To ensure early second language learning success, parents and teachers should:
- Expose children to a second language early when the brain is most receptive to language development. Research shows that an ideal “window of opportunity” for language learning occurs in early childhood. During this period, with sufficient exposure, children can learn a second language just as naturally as their first and with native-like fluency.
- Skip the translation! While parents may be tempted to translate words into and out of English when teaching a second language, translation can actually delay a child’s acquisition of a second language. Skipping the translation stage is the key to fluency. Children can achieve fluency more quickly and more permanently by learning words directly from images and context. Here’s why!

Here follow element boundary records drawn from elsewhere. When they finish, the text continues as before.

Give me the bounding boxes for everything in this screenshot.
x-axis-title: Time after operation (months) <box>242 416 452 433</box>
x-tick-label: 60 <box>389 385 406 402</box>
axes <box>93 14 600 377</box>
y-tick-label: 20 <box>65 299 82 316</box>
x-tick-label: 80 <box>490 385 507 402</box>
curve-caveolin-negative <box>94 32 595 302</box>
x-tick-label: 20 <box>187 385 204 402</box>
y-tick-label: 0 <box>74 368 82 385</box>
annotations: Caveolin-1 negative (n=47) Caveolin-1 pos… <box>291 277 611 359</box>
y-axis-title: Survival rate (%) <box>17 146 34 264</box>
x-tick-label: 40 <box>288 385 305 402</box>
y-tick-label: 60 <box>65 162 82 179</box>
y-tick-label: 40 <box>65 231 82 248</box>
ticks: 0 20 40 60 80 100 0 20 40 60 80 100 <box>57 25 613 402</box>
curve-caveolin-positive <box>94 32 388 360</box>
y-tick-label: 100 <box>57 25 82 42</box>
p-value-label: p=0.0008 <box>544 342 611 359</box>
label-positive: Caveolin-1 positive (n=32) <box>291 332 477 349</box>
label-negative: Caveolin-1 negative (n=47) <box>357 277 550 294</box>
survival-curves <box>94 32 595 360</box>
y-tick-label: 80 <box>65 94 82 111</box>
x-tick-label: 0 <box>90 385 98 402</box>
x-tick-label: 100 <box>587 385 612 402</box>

- Teach children a second language using “immersion.” Leading language experts have demonstrated that complete immersion in the second language (i.e. speaking and hearing only the second language for a period of time) is the most efficient and effective way to get children thinking and speaking a second language.
- Expose children to a second language as spoken by native speakers. Children who are exposed early to a second language can develop a native-like fluency that adults and older children can never match. Parents who are not native speakers themselves can expose their children to the sounds of a native speaker through language classes, videos, and music.
- Repetition is the key to language learning. Children need to be exposed to words repeatedly to gain mastery of them. Ideally, children should be exposed to similar words in different contexts (e.g. through songs, skits, poems, and stories) to build and reinforce the vocabulary.
- Offer an immersion program that is compelling and kid-friendly! Whether introduced in the classroom, at home, or on video, a good language program should be able to entertain and educate young learners with themes, songs, stories and characters that are uniquely appealing to children. Captivating children’s interest is essential to creating an environment that promotes an enjoyable and effective learning experience for children.